Snap's lead IPO underwriter lowers its price target - again
Hollis Johnson
Snap's lead initial public offering underwriter, Morgan Stanley, has gotten even more bearish on the stock.
In a note to clients on Wednesday, the bank maintained its neutral rating of the company, but lowered its price target from $16 to $14.
"We believe Snap's core ad product is still lacking the performance (low click-through rates), measurability, and advertising return on investment to inflect ad dollar growth," Brian Nowak, an analyst at Morgan Stanley, wrote.
Recently, the company has been focused on improving its advertising prowess. Snap released a new ad platform that makes it easier to buy and track ads and has added new locations for these ads like its new "Snap Maps" feature.
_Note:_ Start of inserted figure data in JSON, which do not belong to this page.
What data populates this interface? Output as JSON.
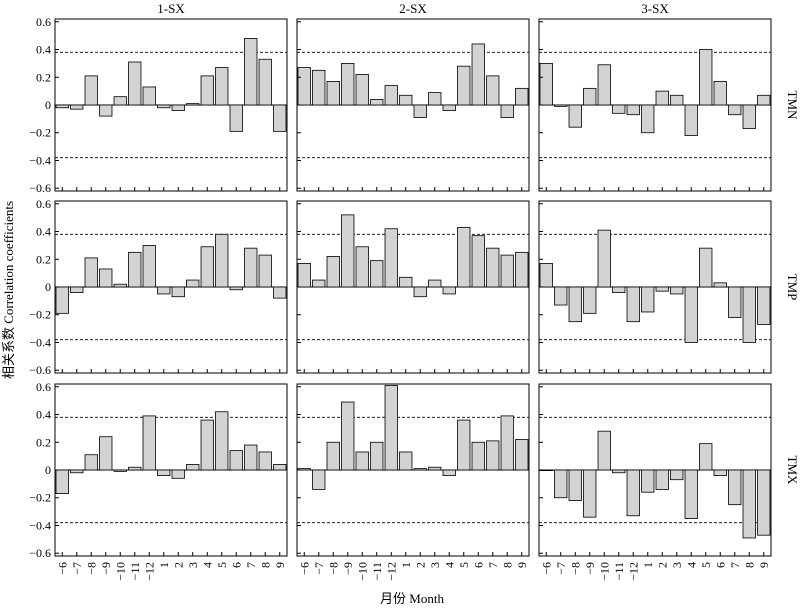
{
  "chart_data": {
    "type": "bar",
    "layout": "small-multiples",
    "column_titles": [
      "1-SX",
      "2-SX",
      "3-SX"
    ],
    "row_labels": [
      "TMN",
      "TMP",
      "TMX"
    ],
    "categories": [
      "−6",
      "−7",
      "−8",
      "−9",
      "−10",
      "−11",
      "−12",
      "1",
      "2",
      "3",
      "4",
      "5",
      "6",
      "7",
      "8",
      "9"
    ],
    "ylim": [
      -0.62,
      0.62
    ],
    "yticks": [
      "0.6",
      "0.4",
      "0.2",
      "0",
      "−0.2",
      "−0.4",
      "−0.6"
    ],
    "ytick_values": [
      0.6,
      0.4,
      0.2,
      0,
      -0.2,
      -0.4,
      -0.6
    ],
    "significance_lines": [
      0.38,
      -0.38
    ],
    "ylabel": "相关系数 Correlation coefficients",
    "xlabel": "月份 Month",
    "bar_color": "#d3d3d3",
    "panels": [
      [
        {
          "values": [
            -0.02,
            -0.03,
            0.21,
            -0.08,
            0.06,
            0.31,
            0.13,
            -0.02,
            -0.04,
            0.01,
            0.21,
            0.27,
            -0.19,
            0.48,
            0.33,
            -0.19
          ]
        },
        {
          "values": [
            0.27,
            0.25,
            0.17,
            0.3,
            0.22,
            0.04,
            0.14,
            0.07,
            -0.09,
            0.09,
            -0.04,
            0.28,
            0.44,
            0.21,
            -0.09,
            0.12
          ]
        },
        {
          "values": [
            0.3,
            -0.01,
            -0.16,
            0.12,
            0.29,
            -0.06,
            -0.07,
            -0.2,
            0.1,
            0.07,
            -0.22,
            0.4,
            0.17,
            -0.07,
            -0.17,
            0.07
          ]
        }
      ],
      [
        {
          "values": [
            -0.19,
            -0.04,
            0.21,
            0.13,
            0.02,
            0.25,
            0.3,
            -0.05,
            -0.07,
            0.05,
            0.29,
            0.38,
            -0.02,
            0.28,
            0.23,
            -0.08
          ]
        },
        {
          "values": [
            0.17,
            0.05,
            0.22,
            0.52,
            0.29,
            0.19,
            0.42,
            0.07,
            -0.07,
            0.05,
            -0.05,
            0.43,
            0.37,
            0.28,
            0.23,
            0.25
          ]
        },
        {
          "values": [
            0.17,
            -0.13,
            -0.25,
            -0.19,
            0.41,
            -0.04,
            -0.25,
            -0.18,
            -0.03,
            -0.05,
            -0.4,
            0.28,
            0.03,
            -0.22,
            -0.4,
            -0.27
          ]
        }
      ],
      [
        {
          "values": [
            -0.17,
            -0.02,
            0.11,
            0.24,
            -0.01,
            0.02,
            0.39,
            -0.04,
            -0.06,
            0.04,
            0.36,
            0.42,
            0.14,
            0.18,
            0.13,
            0.04
          ]
        },
        {
          "values": [
            0.01,
            -0.14,
            0.2,
            0.49,
            0.13,
            0.2,
            0.61,
            0.13,
            0.01,
            0.02,
            -0.04,
            0.36,
            0.2,
            0.21,
            0.39,
            0.22
          ]
        },
        {
          "values": [
            0.0,
            -0.2,
            -0.22,
            -0.34,
            0.28,
            -0.02,
            -0.33,
            -0.16,
            -0.14,
            -0.07,
            -0.35,
            0.19,
            -0.04,
            -0.25,
            -0.49,
            -0.47
          ]
        }
      ]
    ]
  }
}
While the company seems to be making the right moves, it isn't moving fast enough to meaningfully increase advertising revenue in the short term. According to Nowak, the sluggish performance means ad revenue will be lower by about 8.5% for the next two years, compared to previous estimates.
Engagement on the platform remains one of Snap's strengths. Even if advertising revenue comes up short in the near-term, Nowak is optimistic about the longer term opportunities. Engagement time per day by Snap's users is up 15% since the fourth quarter of 2016, equating to an average of more than 40 minutes per day for those under 40.
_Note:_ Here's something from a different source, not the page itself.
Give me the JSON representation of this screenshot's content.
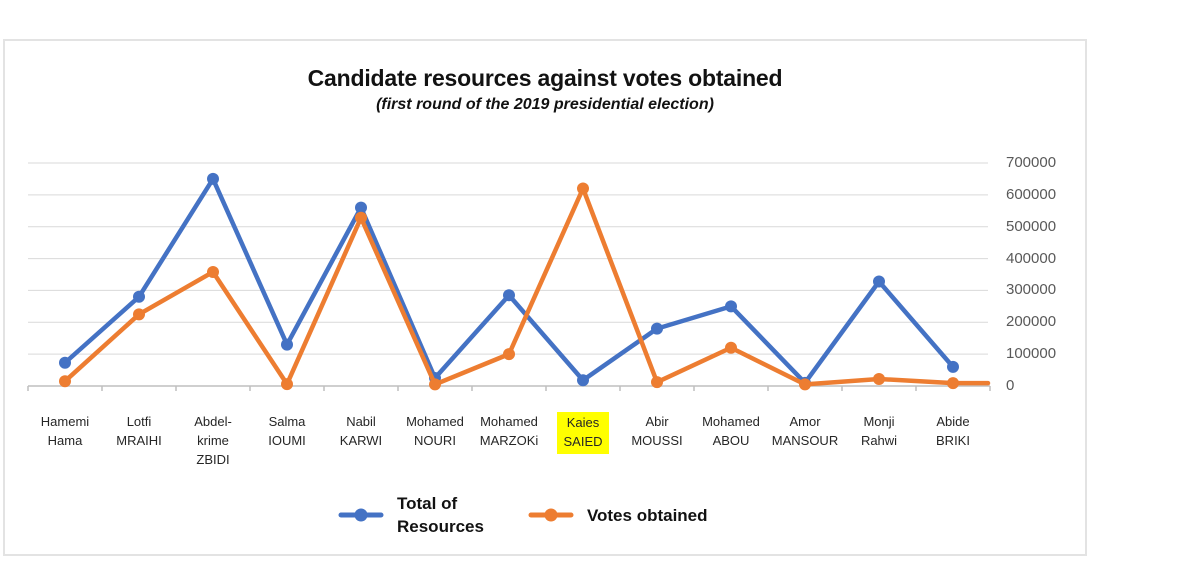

In terms of engagement, Snap recently overtook rivals Facebook and Instagram with teenagers. If the company is able to demonstrate that advertisers are willing to spend more than their current budgets on Snapchat ads, Nowak sees Snap's share price eventually growing to $25.
Since IPOing at $17 on March 1, Snap shares have fallen 14%.
Snap is up 0.43% on Wednesday, and will have closed higher for six of the last seven trading days if it maintains its gains.